New International Version, 1 Peter 5: 6-7
Whatever things concern us – health, employment, family, friends, etc. – whether spiritual or temporal, we are assured that these matters also concern our God. Peter tells us that when we submit to the Lord’s care and lower ourselves beneath his hand, there are gifts to be found. When we discover and know God’s tender and sure care of us, we release our anxious cares for ourselves.
Under his mighty hand, we are strengthened with endurance.
Under his mighty hand, we are positioned with peace.
Under his mighty hand, we are attended to with love.
Under his mighty hand, we are gifted with wisdom and insight.
Under his mighty hand, we are sanctified with grace.
Under his mighty hand, we are lifted in hope.
Under his mighty hand, we are sanctified with life everlasting.
We can experience his strong hand upon us in every situation. We are assured of his presence, attention and love. Even if we are enduring pain, loss, ill health, neglect, malnourishment, poverty, unemployment, emotional hurt, betrayal, or even lack of faith, we can trust that our God is near.
How can we know that? It’s a promise:
Cast your cares on the Lord
and he will sustain you;
he will never let
the righteous be shaken.
New International Version, Psalm 55:22
In other words, he will never forget us. Ever.

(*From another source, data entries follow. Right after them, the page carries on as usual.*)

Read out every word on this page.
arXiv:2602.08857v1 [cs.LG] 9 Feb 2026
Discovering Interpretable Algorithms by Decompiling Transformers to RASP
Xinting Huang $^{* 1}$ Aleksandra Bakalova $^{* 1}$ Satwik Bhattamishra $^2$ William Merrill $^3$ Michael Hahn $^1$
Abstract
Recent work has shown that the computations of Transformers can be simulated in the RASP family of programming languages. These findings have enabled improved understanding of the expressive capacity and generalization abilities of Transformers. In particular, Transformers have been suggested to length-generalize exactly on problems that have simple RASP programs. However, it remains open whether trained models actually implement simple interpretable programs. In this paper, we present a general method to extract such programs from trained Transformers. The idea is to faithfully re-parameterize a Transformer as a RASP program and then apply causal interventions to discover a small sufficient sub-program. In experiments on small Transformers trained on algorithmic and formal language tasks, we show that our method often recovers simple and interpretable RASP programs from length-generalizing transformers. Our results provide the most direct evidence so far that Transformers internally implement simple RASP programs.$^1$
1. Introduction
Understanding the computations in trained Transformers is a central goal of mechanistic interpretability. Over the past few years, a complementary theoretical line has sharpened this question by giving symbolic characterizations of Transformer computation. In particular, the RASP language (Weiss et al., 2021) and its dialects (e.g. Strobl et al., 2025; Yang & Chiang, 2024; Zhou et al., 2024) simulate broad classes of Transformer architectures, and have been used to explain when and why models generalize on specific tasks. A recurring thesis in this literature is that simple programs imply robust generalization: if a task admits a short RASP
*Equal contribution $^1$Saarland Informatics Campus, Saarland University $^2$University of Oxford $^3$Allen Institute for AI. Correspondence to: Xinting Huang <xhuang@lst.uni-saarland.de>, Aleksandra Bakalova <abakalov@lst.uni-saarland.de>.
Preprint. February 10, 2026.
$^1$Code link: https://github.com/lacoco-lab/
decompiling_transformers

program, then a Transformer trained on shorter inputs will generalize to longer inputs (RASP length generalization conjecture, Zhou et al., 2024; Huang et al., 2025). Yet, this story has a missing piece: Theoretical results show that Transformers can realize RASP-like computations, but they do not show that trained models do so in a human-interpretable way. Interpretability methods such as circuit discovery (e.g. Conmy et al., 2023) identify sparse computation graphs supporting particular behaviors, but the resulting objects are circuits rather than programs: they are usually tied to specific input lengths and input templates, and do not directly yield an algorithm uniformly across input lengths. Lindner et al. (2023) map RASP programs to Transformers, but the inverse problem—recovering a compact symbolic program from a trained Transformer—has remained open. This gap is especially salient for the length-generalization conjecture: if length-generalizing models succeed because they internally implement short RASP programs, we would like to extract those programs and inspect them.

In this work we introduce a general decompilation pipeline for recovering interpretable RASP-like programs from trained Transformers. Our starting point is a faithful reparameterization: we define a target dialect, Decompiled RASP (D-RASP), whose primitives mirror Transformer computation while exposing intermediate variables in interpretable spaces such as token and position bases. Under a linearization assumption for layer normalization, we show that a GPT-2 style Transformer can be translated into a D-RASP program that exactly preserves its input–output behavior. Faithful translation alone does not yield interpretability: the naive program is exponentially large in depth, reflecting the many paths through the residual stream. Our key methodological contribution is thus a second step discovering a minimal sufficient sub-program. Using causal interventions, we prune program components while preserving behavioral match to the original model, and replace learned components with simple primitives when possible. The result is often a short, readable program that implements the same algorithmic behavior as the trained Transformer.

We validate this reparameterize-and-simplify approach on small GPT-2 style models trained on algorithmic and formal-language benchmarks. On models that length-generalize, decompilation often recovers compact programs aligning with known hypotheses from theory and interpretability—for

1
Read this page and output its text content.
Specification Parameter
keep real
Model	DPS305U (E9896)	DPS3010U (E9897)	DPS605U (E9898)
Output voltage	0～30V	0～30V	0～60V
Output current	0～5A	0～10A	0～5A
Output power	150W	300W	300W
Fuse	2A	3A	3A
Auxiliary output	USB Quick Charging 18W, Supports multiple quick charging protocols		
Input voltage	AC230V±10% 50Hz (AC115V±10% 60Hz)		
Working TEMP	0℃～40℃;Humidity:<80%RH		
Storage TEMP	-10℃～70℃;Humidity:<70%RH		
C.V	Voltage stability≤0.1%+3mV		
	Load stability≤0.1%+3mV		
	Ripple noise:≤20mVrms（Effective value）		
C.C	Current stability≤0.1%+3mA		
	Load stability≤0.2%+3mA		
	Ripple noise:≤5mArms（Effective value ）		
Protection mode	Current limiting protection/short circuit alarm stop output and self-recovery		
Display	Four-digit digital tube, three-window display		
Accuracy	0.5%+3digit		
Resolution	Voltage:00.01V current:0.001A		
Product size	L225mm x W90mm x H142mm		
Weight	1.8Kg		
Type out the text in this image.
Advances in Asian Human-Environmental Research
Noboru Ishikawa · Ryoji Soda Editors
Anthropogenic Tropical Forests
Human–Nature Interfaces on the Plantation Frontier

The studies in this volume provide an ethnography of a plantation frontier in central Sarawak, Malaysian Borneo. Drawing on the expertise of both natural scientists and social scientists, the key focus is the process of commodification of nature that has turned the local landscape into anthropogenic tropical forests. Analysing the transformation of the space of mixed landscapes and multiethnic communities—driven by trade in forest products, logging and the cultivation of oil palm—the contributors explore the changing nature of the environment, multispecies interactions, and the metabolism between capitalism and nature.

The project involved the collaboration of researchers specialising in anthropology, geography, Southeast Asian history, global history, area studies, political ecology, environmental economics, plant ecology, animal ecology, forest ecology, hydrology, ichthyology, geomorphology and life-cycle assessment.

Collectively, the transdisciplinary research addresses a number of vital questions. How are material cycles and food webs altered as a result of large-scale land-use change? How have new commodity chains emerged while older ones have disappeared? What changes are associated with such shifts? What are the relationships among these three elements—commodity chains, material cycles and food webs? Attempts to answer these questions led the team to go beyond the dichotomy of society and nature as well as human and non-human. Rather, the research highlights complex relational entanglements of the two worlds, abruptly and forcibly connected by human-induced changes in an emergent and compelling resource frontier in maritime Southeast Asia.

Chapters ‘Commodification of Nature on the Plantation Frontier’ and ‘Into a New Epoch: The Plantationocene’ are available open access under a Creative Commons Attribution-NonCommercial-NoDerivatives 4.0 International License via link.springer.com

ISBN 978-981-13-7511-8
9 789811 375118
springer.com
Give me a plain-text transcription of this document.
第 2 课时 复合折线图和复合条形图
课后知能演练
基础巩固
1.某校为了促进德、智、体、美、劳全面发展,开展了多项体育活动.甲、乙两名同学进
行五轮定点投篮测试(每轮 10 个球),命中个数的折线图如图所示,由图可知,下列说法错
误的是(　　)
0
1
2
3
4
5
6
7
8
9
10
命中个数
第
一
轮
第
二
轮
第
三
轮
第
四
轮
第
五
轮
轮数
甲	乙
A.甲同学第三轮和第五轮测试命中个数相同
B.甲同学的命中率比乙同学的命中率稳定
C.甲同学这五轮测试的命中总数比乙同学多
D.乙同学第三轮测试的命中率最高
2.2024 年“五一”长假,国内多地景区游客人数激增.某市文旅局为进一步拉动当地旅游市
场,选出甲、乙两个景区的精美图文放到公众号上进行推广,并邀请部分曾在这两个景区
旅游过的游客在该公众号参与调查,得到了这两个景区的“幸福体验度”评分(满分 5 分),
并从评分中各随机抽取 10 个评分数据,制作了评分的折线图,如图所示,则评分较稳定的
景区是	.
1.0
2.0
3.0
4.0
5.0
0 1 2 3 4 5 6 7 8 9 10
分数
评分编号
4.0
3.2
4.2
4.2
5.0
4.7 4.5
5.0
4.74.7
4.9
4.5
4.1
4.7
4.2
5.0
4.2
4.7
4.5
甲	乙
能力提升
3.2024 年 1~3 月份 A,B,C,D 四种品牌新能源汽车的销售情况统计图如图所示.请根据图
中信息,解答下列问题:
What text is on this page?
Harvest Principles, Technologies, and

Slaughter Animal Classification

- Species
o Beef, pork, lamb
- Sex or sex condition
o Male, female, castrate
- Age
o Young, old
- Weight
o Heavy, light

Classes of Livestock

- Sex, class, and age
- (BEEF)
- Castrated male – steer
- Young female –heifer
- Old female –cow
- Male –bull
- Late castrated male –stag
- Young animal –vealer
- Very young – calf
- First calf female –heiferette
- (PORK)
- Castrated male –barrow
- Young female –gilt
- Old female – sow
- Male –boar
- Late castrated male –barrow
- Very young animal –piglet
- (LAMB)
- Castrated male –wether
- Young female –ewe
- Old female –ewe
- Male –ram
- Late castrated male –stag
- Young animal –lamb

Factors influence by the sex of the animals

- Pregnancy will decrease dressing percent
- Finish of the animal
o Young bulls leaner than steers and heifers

So, my friends, have our hearts and minds been transformed in any way since the shelter-in-place season began over eight weeks ago?
For me, I am gleaning the lesson of humility as I trust my God for the timing of our family’s departure to South Africa. I am placing myself under my God’s mighty hand of protection and care while we wait. I’m choosing to clothe myself in humility in other tangible ways, too.
First, rather than speak too quickly in defense of my position, I choose to remain quiet and listen. And if I still disagree, I have decided to keep the thought to myself. Humility is a great preserver of peace in our relationships. And honestly, having peace in my relationships is critical to our family’s well-being during this uncertain season. I don’t have to make others believe I am right. What do I ultimately gain from that?
Second, when asked to do something, I complete the task when requested – as soon as possible.
Third, I release my need to control. That’s fear and anxiety at work in my life. I have no control. Yet, my God’s eyes are upon my family and me. He’ll open up the airways in His time.
Fourth, I serve my family first as much as I can. ( I have a husband who has the same serve-others-first mentality) 🙂
Fifth, I am growing my faith and trust in God. I cast away my fears, my wants, my agendas, my time-tables, my rights, and my pride – trusting my God to take hold of all of it and do as He wills. He knows me. He cares for me. He’ll answer me.
I don’t know if I am kinder, more joyful, more resilient or more patient in recent weeks. What I do know is that I’m growing in humility and in intimate faith with my God.
How are you doing?
After eight weeks of living a shelter-in-place life, are you any different?